[PonyORM-list] implementing new types ?

Alexander Kozlovsky alexander.kozlovsky at gmail.com
Mon Sep 29 19:43:08 UTC 2014


On Sat, Sep 27, 2014 at 1:12 AM, stephane martin <stef.martin at gmail.com>
wrote:

> Hello,
> i'd like to be able to use more complicated postgresql datatypes with pony
> (ENUM, ARRAYS, JSON...)
> I still dont know much of pony code. Could you provide a few hints about
> what i need to do to get those other types working with the usual pony "attr_name
> = kind(type)" ?
>
>
Hello!

Yes, it is possible to add such types. The task of adding new type to Pony
may be separated to two different sub-tasks:
(1) Adding support of new type in entity definitions, so you can write
"attr_name = kind(type)" and perform basic CRUD operations.
(2) Adding support to translator, so you can write queries like "ARRAY[2,7]
<@ ARRAY[1,7,4,2,6]" in PostgreSQL.

The (2) is hard, because it requires deep understanding of how Pony
translator works. But the (1) is relatively easy, and I'll describe it
here. Maybe it can satisfy your needs without the extension of the
translator. In any case, translator support may always be added later.
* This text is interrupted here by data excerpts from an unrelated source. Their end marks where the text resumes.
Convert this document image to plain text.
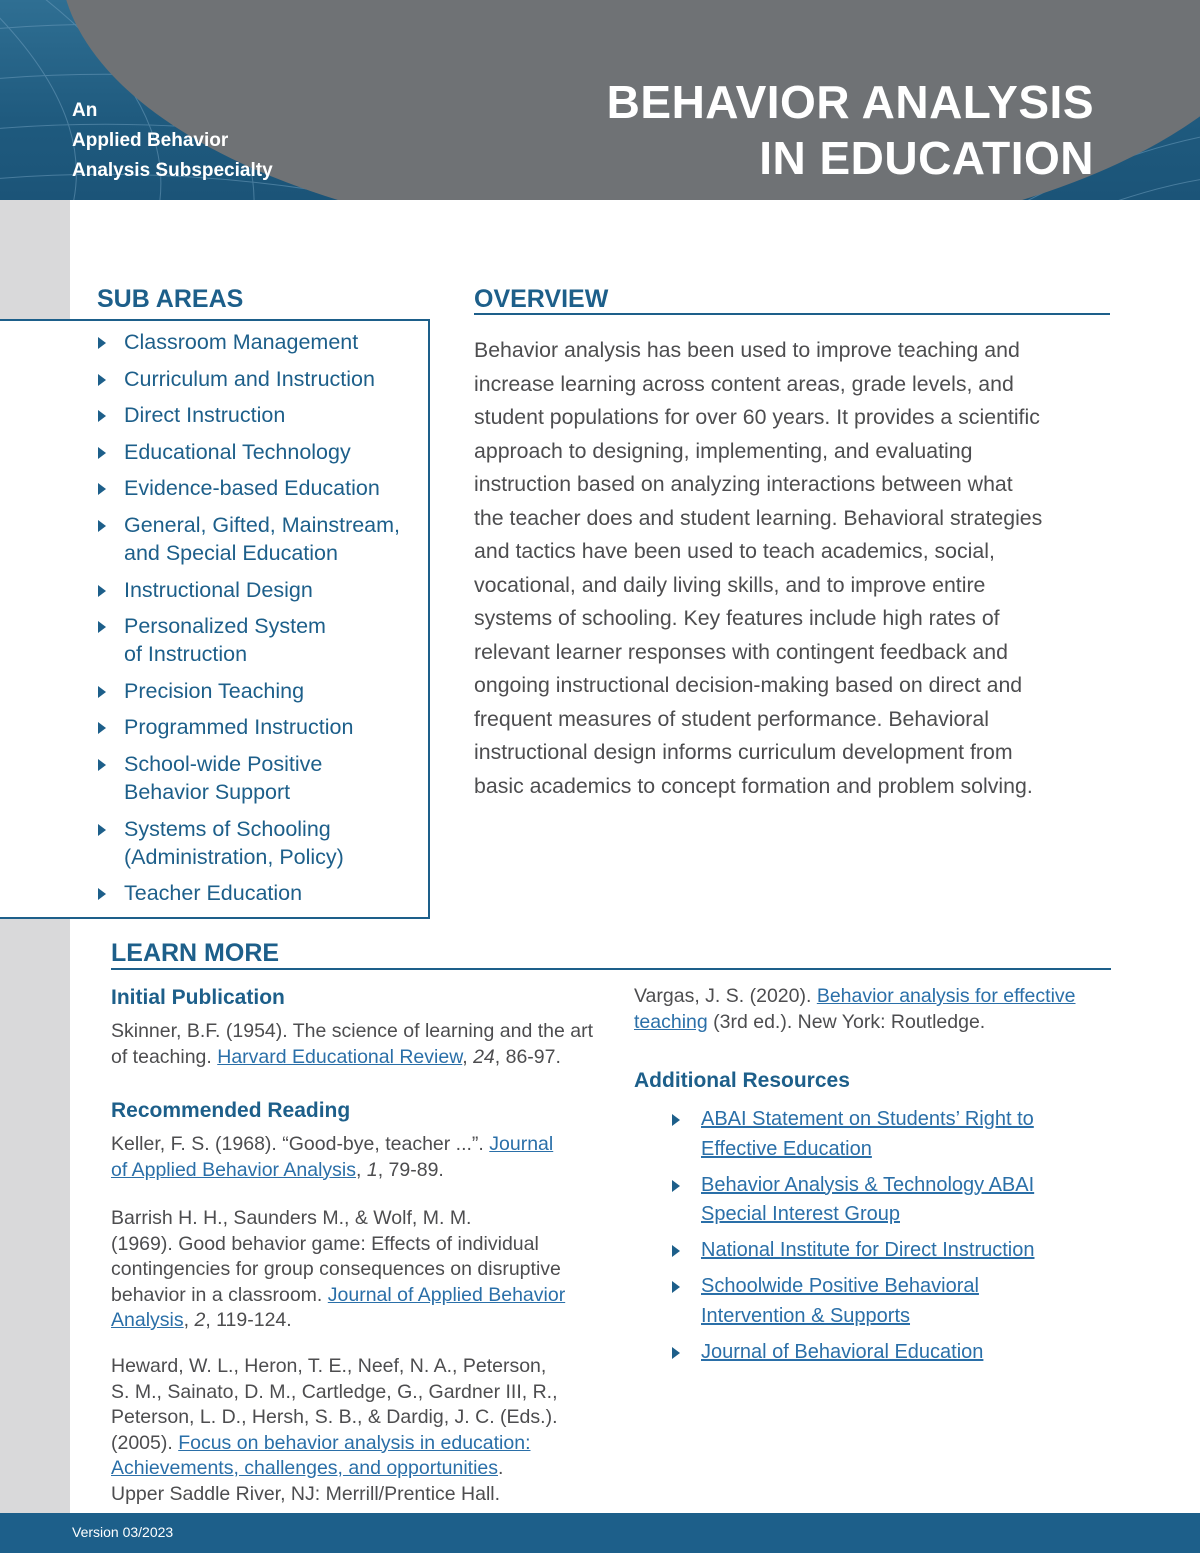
An
Applied Behavior
Analysis Subspecialty
BEHAVIOR ANALYSIS
IN EDUCATION
SUB AREAS
Classroom Management
Curriculum and Instruction
Direct Instruction
Educational Technology
Evidence-based Education
General, Gifted, Mainstream,
and Special Education
Instructional Design
Personalized System
of Instruction
Precision Teaching
Programmed Instruction
School-wide Positive
Behavior Support
Systems of Schooling
(Administration, Policy)
Teacher Education
OVERVIEW
Behavior analysis has been used to improve teaching and
increase learning across content areas, grade levels, and
student populations for over 60 years. It provides a scientific
approach to designing, implementing, and evaluating
instruction based on analyzing interactions between what
the teacher does and student learning. Behavioral strategies
and tactics have been used to teach academics, social,
vocational, and daily living skills, and to improve entire
systems of schooling. Key features include high rates of
relevant learner responses with contingent feedback and
ongoing instructional decision-making based on direct and
frequent measures of student performance. Behavioral
instructional design informs curriculum development from
basic academics to concept formation and problem solving.
LEARN MORE
Initial Publication
Skinner, B.F. (1954). The science of learning and the art
of teaching. Harvard Educational Review, 24, 86-97.
Recommended Reading
Keller, F. S. (1968). “Good-bye, teacher ...”. Journal
of Applied Behavior Analysis, 1, 79-89.
Barrish H. H., Saunders M., & Wolf, M. M.
(1969). Good behavior game: Effects of individual
contingencies for group consequences on disruptive
behavior in a classroom. Journal of Applied Behavior
Analysis, 2, 119-124.
Heward, W. L., Heron, T. E., Neef, N. A., Peterson,
S. M., Sainato, D. M., Cartledge, G., Gardner III, R.,
Peterson, L. D., Hersh, S. B., & Dardig, J. C. (Eds.).
(2005). Focus on behavior analysis in education:
Achievements, challenges, and opportunities.
Upper Saddle River, NJ: Merrill/Prentice Hall.
Vargas, J. S. (2020). Behavior analysis for effective
teaching (3rd ed.). New York: Routledge.
Additional Resources
ABAI Statement on Students’ Right to
Effective Education
Behavior Analysis & Technology ABAI
Special Interest Group
National Institute for Direct Instruction
Schoolwide Positive Behavioral
Intervention & Supports
Journal of Behavioral Education
Version 03/2023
So,
for now I'll concentrate on the adding new types to entity definition.


1. SELECTING CORRESPONDING PYTHON TYPES
############################################################

The first step is to define what Python type will represent the
corresponding PostgreSQL type when you write "attr_name = kind(type)". One
option is to use some standard Python types, the other option is to define
new types. So, the first option is to use Python `list` type for PostgreSQL
ARRAY type and Python `dict` type for PostgreSQL JSON type. This probably
will look nice in entity definition. On the other hand, JSON values are not
necessary dictionaries, they may be arrays as well. Because of this,
another option is to define new Python type Json, and use it during
attribute definition. At this moment I don't yet come to the conclusion
which way is better.

Regarding ENUM, there are two options here too:
1) Use standard Python Enum class, introduced in Python 3.4 and backported
to Python 2.7
2) Write custom Enum class, which semantic matches PostgreSQL ENUM datatype
better.

Regarding of what way you will choose, the entity definitions will look
either like this:

    class Color(Enum):
        red = 1
        green = 2
        blue = 3

    class MyEntity(db.Entity):
        name = Required(unicode)
        colors = Required(Color)  # ENUM
        items = Required(list, int, 10)  # integer ARRAY[10]
        data = Required(dict)  # JSON

or like this:

    Color = SomeEnumClassFactory("Color", "red green blue")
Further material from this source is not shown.